# **Data preparation**

In [None]:
! wget ftp://ftp.uniprot.org/pub/databases/uniprot/current_release/knowledgebase/complete/uniprot_sprot.fasta.gz

In [4]:
%%bash

total_seqs=$(zcat uniprot_sprot.fasta.gz | grep ">" | wc -l)

# Extract Mouse Only
zcat uniprot_sprot.fasta.gz | seqkit grep -n -r -p "OX=10090\s" > swissprot_mouse.fa
mouse_seqs=$(cat swissprot_mouse.fa | grep ">" | wc -l)

# Extract Human Only
zcat uniprot_sprot.fasta.gz | seqkit grep -n -r -p "OX=9606\s" > swissprot_human.fa
human_seqs=$(cat swissprot_human.fa | grep ">" | wc -l)

# Exclude Mouse (-v)
zcat uniprot_sprot.fasta.gz | seqkit grep -n -r -p "OX=10090\s" -v > swissprot_without_mouse.fa
without_mouse_seqs=$(cat swissprot_without_mouse.fa | grep ">" | wc -l)

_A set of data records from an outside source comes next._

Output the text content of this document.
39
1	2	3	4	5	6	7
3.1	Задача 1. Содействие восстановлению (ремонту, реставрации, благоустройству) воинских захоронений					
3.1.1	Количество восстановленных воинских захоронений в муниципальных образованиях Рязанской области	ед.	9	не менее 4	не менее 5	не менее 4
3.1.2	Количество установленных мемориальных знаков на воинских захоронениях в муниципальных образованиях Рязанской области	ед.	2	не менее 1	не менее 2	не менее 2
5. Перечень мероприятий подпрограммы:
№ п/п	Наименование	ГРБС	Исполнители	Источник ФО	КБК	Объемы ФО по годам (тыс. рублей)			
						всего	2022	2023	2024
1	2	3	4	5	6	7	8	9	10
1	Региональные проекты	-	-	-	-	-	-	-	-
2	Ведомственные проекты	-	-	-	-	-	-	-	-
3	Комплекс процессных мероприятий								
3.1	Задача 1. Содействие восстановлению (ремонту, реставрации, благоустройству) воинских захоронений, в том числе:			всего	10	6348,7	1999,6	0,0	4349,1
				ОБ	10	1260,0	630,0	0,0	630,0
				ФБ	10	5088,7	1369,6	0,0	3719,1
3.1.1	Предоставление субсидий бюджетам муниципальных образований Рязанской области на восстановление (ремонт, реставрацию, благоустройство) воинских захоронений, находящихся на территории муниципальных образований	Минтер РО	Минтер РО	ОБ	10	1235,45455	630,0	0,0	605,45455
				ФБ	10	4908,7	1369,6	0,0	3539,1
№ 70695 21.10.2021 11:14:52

echo -e "Total: ${total_seqs}\nMouse: ${mouse_seqs}\nHuman: ${human_seqs}\nWithout_Mouse: ${without_mouse_seqs}"

Total: 561568
Mouse: 17027
Human: 20367
Without_Mouse: 544541


# MMseqs
1. Download and createDB for the whole Swiss-Prot >> **swissprot**
2. Filter out the HUMAN sequences >> **swissprot_only_human**
3. Filter out all the species **without** HUMAN sequences >> **swissprot_wo_human**
4. Query the **swissprot_wo_human** on **swissprot_only_human** with sensitivity of 7 (very sensitive) >> **aln_res**
5. Generate the alignment results in a tabular format.

---
### **Options**
- `-s [float] Target sensitivity in the range [1:7.5] (default=5.7).`
    - Adjusts the sensitivity of the prefiltering and influences the prefiltering run time. 1.0 fastest - 8.5 sensitive. The sensitivity between 8 to 8.5 should be as sensitive as BLAST
-  `-a` for alignment information

---

### **Output Format**
(1,2) identifiers for query and target sequences/profiles, (3) sequence identity, (4) alignment length, (5) number of mismatches, (6) number of gap openings, (7-8, 9-10) domain start and end-position in query and in target, (11) E-value, and (12) bit score.


### **Commands**

```bash
mmseqs databases UniProtKB/Swiss-Prot swissprot tmp
mmseqs filtertaxseqdb swissprot swissprot_only_human --taxon-list "9606"
mmseqs filtertaxseqdb swissprot swissprot_wo_human --taxon-list "!9606"
mmseqs search swissprot_only_human swissprot_wo_human aln_res tmp --add-self-matches 1 -s 7 -a
mmseqs convertalis swissprot swissprot aln_res result.m8
```

### **Output head**
```tsv
query	target	pident	alnlen	mismatch	gapopen	qstart	qend	tstart	tend	evalue	bits
P62807	Q6ZWY9	1.000	126	0	0	1	126	1	126	3.978E-71	236
P62807	Q5R893	1.000	126	0	0	1	126	1	126	3.978E-71	236
P62807	P62808	1.000	126	0	0	1	126	1	126	3.978E-71	236
P62807	Q64478	0.992	126	1	0	1	126	1	126	1.026E-70	235
P62807	P10854	0.992	126	1	0	1	126	1	126	1.407E-70	234
P62807	P10853	0.992	126	1	0	1	126	1	126	2.647E-70	233
P62807	Q2PFX4	0.984	126	2	0	1	126	1	126	3.630E-70	233
P62807	Q64525	0.984	126	2	0	1	126	1	126	3.630E-70	233
P62807	Q8CGP1	0.984	126	2	0	1	126	1	126	6.829E-70	232
P62807	Q5RCP8	0.984	126	2	0	1	126	1	126	6.829E-70	232
```

kmer size = read_length / 2

Clustering the unitigs (CD-HIT & MMseq), 95%, take the longest unitig as representative (GFA simplification).